WASHINGTON (Diya TV) — A federal judge on March 16, 2026, temporarily blocked Health Secretary Robert F. Kennedy Jr.’s changes to the childhood immunization schedule, ruling that the process used to make those changes likely violated federal law.
U.S. District Judge Brian Murphy of Boston sided with the American Academy of Pediatrics and a coalition of medical organizations that had sued the Department of Health and Human Services, arguing Kennedy’s actions were arbitrary, capricious, and unlawful. In his ruling, Murphy wrote that there is “a method to how these decisions historically have been made, a method scientific in nature and codified into law through procedural requirements,” and that the government “has disregarded those methods and thereby undermined the integrity of its actions.”
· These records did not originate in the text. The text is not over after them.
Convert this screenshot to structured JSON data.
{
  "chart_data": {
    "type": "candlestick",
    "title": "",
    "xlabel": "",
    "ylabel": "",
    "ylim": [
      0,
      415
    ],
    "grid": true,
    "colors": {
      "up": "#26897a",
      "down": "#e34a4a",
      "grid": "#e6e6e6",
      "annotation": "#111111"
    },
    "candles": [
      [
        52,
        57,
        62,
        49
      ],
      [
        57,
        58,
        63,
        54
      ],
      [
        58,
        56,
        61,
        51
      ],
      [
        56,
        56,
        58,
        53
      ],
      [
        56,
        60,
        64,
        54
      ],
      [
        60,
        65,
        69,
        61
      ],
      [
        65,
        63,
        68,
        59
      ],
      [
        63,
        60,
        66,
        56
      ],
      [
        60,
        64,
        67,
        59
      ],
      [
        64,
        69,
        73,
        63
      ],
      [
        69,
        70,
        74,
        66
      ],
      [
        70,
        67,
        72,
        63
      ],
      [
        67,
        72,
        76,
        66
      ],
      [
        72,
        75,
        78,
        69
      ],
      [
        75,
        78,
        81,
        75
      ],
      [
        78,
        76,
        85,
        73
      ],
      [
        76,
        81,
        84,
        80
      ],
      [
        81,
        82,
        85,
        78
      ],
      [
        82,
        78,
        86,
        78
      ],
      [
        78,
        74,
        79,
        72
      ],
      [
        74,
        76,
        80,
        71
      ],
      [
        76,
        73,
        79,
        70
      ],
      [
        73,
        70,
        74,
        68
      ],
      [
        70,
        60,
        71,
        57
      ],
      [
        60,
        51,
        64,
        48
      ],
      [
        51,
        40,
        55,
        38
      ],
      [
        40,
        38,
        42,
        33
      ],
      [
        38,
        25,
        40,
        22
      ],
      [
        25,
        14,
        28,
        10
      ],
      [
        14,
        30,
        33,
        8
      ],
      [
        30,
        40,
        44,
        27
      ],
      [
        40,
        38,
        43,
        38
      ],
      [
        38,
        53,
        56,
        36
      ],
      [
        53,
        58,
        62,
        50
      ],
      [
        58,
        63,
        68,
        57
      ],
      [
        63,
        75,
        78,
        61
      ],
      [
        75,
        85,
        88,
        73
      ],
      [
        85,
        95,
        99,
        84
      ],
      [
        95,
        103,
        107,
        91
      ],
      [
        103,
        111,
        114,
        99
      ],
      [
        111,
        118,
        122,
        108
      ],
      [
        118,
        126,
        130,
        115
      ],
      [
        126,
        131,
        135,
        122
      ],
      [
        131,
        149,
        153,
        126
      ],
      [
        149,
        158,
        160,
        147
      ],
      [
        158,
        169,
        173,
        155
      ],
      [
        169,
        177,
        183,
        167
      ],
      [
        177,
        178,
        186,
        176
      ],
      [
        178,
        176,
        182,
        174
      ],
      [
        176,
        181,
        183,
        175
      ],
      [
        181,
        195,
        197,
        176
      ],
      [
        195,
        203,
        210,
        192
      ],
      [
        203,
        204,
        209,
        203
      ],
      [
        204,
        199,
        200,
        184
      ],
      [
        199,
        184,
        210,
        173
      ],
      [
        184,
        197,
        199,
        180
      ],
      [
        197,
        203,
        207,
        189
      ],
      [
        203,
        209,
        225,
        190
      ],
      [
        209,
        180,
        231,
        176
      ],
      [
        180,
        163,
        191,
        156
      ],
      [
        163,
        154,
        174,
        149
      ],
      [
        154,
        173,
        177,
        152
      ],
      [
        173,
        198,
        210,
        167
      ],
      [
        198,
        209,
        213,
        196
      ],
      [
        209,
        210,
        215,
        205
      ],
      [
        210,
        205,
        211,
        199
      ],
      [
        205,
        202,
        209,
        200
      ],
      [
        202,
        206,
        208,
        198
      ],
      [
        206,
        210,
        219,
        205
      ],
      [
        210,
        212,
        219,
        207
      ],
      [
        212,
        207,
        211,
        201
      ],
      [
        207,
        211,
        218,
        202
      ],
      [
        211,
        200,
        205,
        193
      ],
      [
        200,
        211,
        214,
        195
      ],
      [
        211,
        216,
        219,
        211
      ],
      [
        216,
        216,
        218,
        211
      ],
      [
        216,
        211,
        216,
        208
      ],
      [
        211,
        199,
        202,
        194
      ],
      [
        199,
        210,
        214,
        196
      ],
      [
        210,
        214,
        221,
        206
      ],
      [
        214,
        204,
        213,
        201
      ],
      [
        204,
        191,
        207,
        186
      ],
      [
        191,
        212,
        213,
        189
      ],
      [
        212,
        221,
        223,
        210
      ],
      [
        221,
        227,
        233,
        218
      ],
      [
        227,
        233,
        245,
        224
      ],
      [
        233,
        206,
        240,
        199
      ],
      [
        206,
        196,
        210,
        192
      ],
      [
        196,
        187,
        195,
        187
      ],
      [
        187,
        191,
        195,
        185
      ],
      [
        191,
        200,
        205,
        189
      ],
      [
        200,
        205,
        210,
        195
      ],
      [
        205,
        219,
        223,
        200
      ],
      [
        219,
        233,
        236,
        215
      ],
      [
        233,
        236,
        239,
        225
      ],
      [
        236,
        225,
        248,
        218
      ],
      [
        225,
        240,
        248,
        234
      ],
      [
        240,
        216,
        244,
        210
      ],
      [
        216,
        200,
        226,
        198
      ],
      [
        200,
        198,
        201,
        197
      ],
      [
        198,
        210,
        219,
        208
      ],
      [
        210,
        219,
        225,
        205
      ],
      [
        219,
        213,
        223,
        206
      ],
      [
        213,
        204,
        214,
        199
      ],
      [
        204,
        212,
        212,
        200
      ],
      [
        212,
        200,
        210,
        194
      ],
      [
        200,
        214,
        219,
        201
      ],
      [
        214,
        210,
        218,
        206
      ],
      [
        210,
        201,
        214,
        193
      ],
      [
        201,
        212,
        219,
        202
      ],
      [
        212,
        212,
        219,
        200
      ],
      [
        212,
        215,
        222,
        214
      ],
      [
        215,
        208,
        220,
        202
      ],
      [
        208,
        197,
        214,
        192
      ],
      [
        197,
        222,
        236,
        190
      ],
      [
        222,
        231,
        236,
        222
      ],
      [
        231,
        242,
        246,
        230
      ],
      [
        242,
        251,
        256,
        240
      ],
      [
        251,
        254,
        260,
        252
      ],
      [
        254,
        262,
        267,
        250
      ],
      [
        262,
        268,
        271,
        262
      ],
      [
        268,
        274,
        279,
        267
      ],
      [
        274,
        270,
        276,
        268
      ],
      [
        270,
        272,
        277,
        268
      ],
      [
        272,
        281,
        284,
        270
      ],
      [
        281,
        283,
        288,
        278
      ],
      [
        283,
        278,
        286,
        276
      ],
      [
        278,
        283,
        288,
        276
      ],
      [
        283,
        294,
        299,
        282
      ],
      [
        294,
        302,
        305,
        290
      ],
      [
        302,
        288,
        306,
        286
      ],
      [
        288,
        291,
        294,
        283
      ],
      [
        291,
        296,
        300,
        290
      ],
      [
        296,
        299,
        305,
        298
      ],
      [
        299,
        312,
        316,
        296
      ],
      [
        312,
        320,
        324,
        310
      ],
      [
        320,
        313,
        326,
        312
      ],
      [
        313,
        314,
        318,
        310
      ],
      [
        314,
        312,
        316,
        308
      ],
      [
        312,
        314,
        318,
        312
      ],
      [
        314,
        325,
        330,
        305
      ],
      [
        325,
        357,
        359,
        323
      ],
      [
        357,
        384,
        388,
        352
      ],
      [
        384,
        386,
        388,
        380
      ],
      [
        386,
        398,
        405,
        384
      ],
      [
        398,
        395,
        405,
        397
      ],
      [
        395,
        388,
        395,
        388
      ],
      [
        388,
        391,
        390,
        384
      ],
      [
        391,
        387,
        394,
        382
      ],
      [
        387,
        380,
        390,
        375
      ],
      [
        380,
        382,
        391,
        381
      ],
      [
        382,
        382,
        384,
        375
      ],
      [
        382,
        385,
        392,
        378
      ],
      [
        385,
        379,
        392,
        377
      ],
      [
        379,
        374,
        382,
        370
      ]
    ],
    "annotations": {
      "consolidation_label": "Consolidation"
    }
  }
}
At the center of the case was Kennedy’s handling of the Advisory Committee on Immunization Practices, known as ACIP, the independent panel of vaccine experts that has guided U.S. vaccine policy since 1964. Shortly after taking office, Kennedy fired all 17 members of the committee and replaced them with a new slate that included several vaccine critics. The judge’s ruling blocked Kennedy’s 13 newly appointed ACIP members from continuing to serve and invalidated votes they had previously taken, including decisions to downgrade recommendations for hepatitis B vaccines for newborns and COVID-19 shots.
Kennedy and the CDC had also reduced the number of diseases for which routine childhood vaccinations are recommended from 18 to 11, dropping recommendations for hepatitis A, hepatitis B, RSV, dengue, and two types of bacterial meningitis. Kennedy also issued stricter rules for how vaccines are tested and moved to limit access to COVID-19 vaccines, particularly those using mRNA technology, for people under 65.
Murphy found that beyond the procedural violations, the newly reconstituted ACIP was itself unlawfully assembled. Of its 15 current members, the judge said that “even under the most generous reading, only six appear to have any meaningful experience in vaccines,” despite the committee’s own charter requiring expertise in vaccine use and research. “A committee of non-experts cannot be said to embody ‘fairly balanced points of view’ within the relevant scientific community,” Murphy wrote.
The ruling forced ACIP to postpone a meeting that had been scheduled to begin the day after the decision was issued. Murphy also stayed the appointment of 13 committee members Kennedy had installed since June 2025.
Dr. Andrew Racine, president of the American Academy of Pediatrics, called the ruling “a historic and welcome outcome for children, communities, and pediatricians everywhere.” More than 200 organizations, including the American Medical Association and the March of Dimes, had already announced they would disregard Kennedy’s revised schedule and continue following the AAP’s immunization guidelines.
The administration pushed back. HHS spokesman Andrew Nixon said the department “looks forward to this judge’s decision being overturned just like his other attempts to keep the Trump administration from governing.” Dr. Robert Malone, co-chair of Kennedy’s reconstituted ACIP, called Murphy a “rogue judge” and said the administration had strong grounds for appeal. Kennedy defended the changes, saying children are required to take “between 69 and 92 vaccines to stay in school in some states, and not one of them has been safety tested in a pre-licensing placebo-controlled trial.”
The case is widely expected to be appealed. A recent survey from the Annenberg Public Policy Center found that public trust in health agencies has declined during the current administration, and health officials in 30 states have already rejected at least some of Kennedy’s new recommendations.